Wednesday, November 17, 2004

back to "Normal"??

Wednesday is my "all-cancer" day. My Support Group meets in the morning. Then the Mind-Body Medicine class has been meeting Wednesday evenings. As I write I'm in between my radiation treatment and my last Mind-Body class. Although I have learned some very important things in this class (ten sessions), I will be glad to have my Wednesday evenings back. I am still reading books about cancer (or rather about dealing with cancer), but I am beginning to feel like devoting less time to being a cancer patient. I want to get back to “normal life” – not to the extent I was before, but I do want to pick up some important projects.
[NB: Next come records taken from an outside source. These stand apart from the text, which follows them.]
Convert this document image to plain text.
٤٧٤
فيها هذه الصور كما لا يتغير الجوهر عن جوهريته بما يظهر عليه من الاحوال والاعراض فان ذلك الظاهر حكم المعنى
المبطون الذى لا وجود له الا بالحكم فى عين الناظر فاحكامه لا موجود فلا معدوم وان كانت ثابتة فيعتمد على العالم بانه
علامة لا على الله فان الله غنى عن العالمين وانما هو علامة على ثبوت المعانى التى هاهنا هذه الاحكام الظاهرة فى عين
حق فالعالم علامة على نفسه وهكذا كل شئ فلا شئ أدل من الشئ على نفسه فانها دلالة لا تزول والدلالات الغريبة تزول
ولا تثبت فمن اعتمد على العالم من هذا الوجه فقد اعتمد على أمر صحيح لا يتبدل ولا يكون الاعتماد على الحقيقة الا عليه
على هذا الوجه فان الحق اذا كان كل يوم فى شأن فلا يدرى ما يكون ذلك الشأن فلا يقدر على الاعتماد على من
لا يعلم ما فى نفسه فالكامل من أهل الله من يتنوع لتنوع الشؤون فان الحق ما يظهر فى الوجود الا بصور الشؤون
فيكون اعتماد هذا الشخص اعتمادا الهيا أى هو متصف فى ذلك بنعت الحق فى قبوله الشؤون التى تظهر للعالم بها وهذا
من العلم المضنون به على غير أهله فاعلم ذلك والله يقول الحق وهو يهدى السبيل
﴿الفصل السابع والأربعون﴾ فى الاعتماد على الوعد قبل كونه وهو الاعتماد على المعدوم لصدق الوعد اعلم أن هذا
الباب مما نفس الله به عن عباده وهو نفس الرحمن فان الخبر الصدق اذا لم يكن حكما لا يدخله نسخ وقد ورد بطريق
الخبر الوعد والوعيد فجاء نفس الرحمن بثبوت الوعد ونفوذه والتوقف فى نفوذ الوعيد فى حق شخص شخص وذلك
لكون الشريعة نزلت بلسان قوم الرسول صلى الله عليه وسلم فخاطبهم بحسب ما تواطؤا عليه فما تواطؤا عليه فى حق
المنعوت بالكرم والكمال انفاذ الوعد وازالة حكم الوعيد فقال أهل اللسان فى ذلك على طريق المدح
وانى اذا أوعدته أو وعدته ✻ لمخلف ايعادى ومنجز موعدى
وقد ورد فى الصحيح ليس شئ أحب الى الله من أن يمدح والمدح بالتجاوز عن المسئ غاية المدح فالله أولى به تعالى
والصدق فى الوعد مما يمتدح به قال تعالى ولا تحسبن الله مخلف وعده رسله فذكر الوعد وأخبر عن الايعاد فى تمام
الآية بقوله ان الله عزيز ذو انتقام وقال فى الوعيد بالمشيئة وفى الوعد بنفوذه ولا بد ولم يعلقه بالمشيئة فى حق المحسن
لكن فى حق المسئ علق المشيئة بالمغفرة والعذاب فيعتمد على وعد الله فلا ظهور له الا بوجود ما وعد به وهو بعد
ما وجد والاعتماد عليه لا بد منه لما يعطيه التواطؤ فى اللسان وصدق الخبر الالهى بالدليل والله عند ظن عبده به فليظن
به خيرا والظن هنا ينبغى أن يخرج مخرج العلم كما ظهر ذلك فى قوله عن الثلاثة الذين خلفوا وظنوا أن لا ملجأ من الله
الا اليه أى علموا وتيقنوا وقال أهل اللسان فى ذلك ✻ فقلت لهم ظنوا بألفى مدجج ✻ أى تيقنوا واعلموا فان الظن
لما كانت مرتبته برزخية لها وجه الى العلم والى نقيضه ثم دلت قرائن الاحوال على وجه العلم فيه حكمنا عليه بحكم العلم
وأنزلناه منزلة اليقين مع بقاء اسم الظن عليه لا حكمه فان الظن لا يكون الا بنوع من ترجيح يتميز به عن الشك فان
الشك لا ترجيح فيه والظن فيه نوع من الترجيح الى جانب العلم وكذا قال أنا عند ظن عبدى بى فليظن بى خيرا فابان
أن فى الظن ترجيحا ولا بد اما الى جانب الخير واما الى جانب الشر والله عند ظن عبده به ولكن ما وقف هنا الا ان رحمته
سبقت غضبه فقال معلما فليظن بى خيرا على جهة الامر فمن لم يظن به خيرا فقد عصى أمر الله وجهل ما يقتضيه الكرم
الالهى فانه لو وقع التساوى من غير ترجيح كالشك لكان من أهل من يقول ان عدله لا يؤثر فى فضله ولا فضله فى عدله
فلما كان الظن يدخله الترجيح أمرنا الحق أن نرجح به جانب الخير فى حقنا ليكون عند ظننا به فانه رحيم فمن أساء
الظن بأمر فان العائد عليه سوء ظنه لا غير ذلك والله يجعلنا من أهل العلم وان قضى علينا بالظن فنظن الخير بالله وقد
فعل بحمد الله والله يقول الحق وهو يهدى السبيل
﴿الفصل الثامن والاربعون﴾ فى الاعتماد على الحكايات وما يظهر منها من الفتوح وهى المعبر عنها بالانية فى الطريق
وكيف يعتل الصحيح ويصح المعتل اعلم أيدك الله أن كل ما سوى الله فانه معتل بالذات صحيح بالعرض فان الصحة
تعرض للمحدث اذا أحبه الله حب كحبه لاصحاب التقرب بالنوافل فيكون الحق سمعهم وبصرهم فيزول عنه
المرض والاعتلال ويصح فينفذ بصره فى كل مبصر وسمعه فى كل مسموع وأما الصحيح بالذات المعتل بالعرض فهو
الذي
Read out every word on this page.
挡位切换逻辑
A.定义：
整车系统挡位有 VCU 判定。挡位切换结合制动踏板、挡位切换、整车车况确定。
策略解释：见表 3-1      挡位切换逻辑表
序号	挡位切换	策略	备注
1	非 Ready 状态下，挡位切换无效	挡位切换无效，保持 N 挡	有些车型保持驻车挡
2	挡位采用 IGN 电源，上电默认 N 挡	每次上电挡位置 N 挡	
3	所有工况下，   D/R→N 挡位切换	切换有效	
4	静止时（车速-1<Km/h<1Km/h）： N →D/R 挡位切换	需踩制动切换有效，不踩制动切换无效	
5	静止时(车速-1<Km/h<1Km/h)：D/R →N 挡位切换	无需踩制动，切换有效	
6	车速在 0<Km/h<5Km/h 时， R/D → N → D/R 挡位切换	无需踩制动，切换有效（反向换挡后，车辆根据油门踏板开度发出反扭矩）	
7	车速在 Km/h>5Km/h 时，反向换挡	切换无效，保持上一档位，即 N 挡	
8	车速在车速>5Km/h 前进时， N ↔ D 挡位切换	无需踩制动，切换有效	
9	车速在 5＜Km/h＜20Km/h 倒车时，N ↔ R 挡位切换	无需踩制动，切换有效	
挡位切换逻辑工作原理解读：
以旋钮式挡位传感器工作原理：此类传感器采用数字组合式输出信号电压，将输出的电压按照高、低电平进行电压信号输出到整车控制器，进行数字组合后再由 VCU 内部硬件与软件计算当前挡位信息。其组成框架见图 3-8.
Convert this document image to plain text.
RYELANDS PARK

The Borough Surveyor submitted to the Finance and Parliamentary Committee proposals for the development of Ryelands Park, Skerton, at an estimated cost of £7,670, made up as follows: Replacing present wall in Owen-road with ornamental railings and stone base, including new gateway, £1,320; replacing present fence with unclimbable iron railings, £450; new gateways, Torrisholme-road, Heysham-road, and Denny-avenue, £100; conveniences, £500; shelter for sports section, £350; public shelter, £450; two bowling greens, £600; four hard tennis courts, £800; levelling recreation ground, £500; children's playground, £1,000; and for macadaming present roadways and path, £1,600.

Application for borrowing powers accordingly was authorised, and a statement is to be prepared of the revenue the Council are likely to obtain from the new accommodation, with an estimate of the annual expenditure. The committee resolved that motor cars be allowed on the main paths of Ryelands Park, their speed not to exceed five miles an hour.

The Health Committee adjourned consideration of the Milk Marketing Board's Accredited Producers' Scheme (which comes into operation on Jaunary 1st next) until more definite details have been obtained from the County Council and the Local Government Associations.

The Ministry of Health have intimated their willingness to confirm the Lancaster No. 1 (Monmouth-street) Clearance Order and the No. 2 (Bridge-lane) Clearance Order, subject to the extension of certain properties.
What Do We Feel About Our Bodies? My Humble Opinion
Today in my support group, someone observed "I never knew how many breast-less women there were out there until I got cancer myself." Once you start telling people about your own diagnosis, they come out of the wood-work. But I keep thinking they shouldn’t be “in the woodwork.” They should be “Out.” It's the artist/activist Matuschka who feels that hiding the fact that we have had surgery keeps cancer patients isolated from one another. I realized I had never seen another scar apart from my own -- which is amazing considering the health clubs that I've belonged to in the past. These women are hiding themselves. Knowing that there are so many women out there who have gone through this would lessen the shock of the initial diagnosis. It would make the disease less mysterious, less confusing. Also the feeling of the need to pursue an imposed perfection -- through reconstruction or prosthesis -- keeps women from being able to appreciate their own bodies, as they are, post-surgery. If one in seven women get breast cancer, having a scar should be normal, not something to be corrected. Well, my humble opinion.